For now, our 10 watt smiles are universal - even when I can't speak Twi. I believe we are all quite happy, though I am making assumptions on the part of my family, of course. There is certainly no bad ju-ju and, if there is one thing I've learned about Ghana, it's that the country is full of good ju-ju.

I am sure they worry about whether or not I shower enough (it is so hot here, the custom is to bathe twice or more in a day). If anyone was curious, I do, in fact, shower enough ... and a bucket bath under the stars really is the only way to take a shower. I have yet to master the bucket bath, but I am determined that - at the close of two years - I will be skilled in the art of 'not-finding-dirt-in-random-places-ten-minutes-after-bathing.'

Physically, we live on a small compound and I have a room large enough to spin circles in (trust me, I've already experimented). There are two dogs, two puppies, and two cats (the majority of which love the O'broni who feeds them and is constantly showering them with belly scratches), plus a number of goats and chickens running around. My father is a farmer with a small bar on-property for off-season and my mother is a cook for the children at a local school. I have inherited two sisters and one brother, my nieces and nephews are known to me as "my children" (to which I replied, "Wow! That was easy!" only to receive blank stares in return - we have to work on the sarcasm thing).

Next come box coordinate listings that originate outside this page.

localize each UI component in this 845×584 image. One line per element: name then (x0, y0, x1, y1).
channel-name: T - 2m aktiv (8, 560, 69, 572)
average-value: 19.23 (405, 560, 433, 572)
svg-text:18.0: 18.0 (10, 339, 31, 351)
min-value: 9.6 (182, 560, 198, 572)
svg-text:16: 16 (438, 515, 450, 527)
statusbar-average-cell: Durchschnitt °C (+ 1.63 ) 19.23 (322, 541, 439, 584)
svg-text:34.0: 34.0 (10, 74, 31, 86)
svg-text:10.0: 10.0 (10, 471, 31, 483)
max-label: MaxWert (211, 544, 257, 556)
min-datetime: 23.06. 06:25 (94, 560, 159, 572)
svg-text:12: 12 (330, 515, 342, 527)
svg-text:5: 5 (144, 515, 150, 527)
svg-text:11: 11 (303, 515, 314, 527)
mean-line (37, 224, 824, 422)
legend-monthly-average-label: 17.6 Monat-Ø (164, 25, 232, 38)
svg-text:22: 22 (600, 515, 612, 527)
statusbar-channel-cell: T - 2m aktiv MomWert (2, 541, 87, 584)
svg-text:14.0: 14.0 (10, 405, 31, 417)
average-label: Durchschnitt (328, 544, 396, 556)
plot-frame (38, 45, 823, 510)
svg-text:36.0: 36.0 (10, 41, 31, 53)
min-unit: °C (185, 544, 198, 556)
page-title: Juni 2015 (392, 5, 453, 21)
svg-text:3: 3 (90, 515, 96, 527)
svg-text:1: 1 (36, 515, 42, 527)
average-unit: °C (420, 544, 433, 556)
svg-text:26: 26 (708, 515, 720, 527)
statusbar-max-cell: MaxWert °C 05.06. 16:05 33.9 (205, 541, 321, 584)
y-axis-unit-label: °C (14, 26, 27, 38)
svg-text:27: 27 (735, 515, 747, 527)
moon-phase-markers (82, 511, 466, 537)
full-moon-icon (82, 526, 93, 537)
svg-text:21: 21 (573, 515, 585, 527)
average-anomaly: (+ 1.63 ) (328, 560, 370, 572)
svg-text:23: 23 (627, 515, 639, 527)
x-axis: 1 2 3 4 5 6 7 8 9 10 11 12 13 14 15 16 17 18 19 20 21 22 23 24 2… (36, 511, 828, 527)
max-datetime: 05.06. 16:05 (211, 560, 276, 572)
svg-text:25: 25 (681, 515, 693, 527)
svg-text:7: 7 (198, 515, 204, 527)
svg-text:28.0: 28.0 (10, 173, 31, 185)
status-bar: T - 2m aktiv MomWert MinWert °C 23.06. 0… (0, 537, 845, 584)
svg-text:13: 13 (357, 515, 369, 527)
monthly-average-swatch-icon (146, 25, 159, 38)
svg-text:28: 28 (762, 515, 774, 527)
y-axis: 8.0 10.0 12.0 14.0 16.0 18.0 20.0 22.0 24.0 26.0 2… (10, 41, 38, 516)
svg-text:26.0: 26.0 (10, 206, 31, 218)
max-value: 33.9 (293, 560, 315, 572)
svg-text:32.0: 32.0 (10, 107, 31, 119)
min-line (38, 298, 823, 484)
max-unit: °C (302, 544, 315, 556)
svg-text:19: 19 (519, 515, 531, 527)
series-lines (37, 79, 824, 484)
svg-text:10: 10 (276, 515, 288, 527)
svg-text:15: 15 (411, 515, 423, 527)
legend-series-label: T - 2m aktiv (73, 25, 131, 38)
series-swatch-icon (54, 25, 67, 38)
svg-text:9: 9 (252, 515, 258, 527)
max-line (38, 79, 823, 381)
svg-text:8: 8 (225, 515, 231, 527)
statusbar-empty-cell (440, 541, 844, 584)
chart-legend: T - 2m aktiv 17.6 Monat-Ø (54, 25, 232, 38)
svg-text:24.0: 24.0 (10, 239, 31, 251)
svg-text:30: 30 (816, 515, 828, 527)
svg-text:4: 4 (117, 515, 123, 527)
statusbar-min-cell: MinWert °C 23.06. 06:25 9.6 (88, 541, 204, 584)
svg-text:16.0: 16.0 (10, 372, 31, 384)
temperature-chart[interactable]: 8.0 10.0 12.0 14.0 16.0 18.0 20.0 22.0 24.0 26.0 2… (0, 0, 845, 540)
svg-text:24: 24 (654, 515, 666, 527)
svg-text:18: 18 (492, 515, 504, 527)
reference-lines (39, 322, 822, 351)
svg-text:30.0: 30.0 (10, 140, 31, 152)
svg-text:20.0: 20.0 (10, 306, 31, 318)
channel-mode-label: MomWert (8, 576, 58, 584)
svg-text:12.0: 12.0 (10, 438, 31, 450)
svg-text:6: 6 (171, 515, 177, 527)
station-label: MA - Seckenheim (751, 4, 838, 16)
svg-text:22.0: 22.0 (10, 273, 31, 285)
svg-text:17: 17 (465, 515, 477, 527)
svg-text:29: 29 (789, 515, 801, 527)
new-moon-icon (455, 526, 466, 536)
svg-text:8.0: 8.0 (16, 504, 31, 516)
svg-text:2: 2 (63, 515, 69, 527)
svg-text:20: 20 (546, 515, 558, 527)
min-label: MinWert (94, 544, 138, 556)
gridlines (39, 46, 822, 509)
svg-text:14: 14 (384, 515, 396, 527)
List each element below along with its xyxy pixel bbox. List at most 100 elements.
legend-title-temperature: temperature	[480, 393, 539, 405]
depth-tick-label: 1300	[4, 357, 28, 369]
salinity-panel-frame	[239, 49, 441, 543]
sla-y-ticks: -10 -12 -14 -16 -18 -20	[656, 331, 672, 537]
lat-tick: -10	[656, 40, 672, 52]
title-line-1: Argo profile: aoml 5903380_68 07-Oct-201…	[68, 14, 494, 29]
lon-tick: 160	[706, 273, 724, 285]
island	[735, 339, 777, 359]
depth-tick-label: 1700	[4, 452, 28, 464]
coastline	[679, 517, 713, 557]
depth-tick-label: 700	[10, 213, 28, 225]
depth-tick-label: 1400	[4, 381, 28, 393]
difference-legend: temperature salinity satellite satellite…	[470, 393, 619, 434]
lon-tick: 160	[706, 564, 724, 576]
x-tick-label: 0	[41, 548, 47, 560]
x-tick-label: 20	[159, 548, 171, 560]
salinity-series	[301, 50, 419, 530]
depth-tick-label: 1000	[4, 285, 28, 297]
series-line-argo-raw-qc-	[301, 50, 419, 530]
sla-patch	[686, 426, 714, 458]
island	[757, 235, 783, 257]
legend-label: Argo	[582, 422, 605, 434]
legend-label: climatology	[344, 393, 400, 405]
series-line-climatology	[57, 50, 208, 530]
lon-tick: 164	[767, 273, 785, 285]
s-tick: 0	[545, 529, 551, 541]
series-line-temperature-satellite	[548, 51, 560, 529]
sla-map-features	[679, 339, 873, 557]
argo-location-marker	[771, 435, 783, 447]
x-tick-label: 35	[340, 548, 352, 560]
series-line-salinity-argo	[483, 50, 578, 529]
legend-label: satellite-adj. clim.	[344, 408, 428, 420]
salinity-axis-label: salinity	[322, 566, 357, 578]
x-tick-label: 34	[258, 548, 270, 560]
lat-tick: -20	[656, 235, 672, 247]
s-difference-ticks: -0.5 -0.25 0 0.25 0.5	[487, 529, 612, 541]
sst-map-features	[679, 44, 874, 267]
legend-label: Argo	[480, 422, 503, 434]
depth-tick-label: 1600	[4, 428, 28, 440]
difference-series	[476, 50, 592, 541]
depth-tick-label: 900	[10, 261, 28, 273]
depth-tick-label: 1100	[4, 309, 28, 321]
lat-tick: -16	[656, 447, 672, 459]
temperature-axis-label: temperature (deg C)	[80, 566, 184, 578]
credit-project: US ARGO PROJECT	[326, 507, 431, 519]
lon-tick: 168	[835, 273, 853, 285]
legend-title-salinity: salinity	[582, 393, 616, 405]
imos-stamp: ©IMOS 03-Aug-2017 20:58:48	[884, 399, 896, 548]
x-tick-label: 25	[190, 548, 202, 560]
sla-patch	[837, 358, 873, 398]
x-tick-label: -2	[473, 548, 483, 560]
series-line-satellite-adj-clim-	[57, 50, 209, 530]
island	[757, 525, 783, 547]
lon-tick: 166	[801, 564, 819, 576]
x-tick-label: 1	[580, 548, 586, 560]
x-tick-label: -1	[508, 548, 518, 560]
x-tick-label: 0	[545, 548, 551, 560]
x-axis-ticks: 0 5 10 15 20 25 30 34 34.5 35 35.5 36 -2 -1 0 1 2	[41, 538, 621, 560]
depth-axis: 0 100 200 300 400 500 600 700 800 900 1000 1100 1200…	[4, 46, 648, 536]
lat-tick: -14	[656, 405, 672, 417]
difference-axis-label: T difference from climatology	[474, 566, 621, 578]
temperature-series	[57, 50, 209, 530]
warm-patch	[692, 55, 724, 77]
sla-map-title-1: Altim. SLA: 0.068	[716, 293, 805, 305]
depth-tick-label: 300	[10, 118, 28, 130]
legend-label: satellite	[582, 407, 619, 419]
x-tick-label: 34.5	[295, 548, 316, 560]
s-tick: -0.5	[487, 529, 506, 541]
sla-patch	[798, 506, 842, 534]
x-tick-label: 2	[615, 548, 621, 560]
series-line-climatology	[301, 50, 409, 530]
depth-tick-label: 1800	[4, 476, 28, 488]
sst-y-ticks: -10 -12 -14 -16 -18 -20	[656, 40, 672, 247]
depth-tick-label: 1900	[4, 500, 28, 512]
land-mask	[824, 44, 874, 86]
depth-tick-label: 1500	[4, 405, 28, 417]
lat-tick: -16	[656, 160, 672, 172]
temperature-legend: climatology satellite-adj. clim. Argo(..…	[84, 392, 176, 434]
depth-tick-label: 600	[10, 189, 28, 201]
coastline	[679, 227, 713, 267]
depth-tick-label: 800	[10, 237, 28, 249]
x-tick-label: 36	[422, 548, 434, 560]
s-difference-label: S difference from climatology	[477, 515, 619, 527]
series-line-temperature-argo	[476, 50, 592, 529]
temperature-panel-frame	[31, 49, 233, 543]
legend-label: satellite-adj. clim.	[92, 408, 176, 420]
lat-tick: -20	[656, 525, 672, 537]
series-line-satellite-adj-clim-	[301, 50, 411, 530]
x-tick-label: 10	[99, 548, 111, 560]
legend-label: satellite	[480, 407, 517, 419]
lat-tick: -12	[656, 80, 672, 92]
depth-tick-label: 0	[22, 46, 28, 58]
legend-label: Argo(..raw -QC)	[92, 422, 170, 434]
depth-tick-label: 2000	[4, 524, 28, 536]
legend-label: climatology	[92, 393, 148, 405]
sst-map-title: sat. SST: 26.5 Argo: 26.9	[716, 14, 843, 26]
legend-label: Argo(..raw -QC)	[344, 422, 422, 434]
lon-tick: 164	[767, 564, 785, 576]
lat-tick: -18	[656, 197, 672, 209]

My family tries to accommodate my wants - there is a pile of fruit up to my elbow chillin' in my room right now - and love to teach me things. I was told last Sunday that I would learn how to fetch water from the borehole, carrying it on my head - don't worry, I've been given the small beach bucket - but it has been rescheduled due to our feildtrip to Boti Falls. When hand-washing a pile of laundry last week, Mama Sewah watched intently out of the corner of her eye to make sure I was scrubbing hard enough. I know this because every time I caught her eye, she would mime "scrub hard," stare at my hands, and nod her head in silent approval when I obeyed. I am sure that, with any sign of wrist weakness, she would have barreled me off of the bench and finished the pile herself ... fortunately, I was able to side-step any embarrassment and finished all of my laundry without any help.

My younger brother loves to play frisbee and has taught all of his friends the sport. I think I may leave my frisbee with him as a present, since it is in his constant care anyway (anyone willing to send me a bunch of cheap frisbees? it's a great ice breaker with the kids!) I'm still teaching myself how to 'own' in hackie-sack ... it is a process.

I feel badly that my days are so full, that I am so tired at the end of them, and must spend so much time studying. Fifa has been my saving grace, as we all came together for every Ghana (and USA) game ... I am rooting for the Black Stars tonight!! They love to watch my reactions to the game and copy my expressions whenever they can, we all laugh with each other over our small eccentricities. I am enjoying being an O'broni because it is certainly a humbling experience, to be surrounded by such an amazing and welcoming culture.

As for now, Mama Sewah is waiting for the day I "eat ALL" and I keep telling her, "Yes, mama. It is like football ... I must practice first."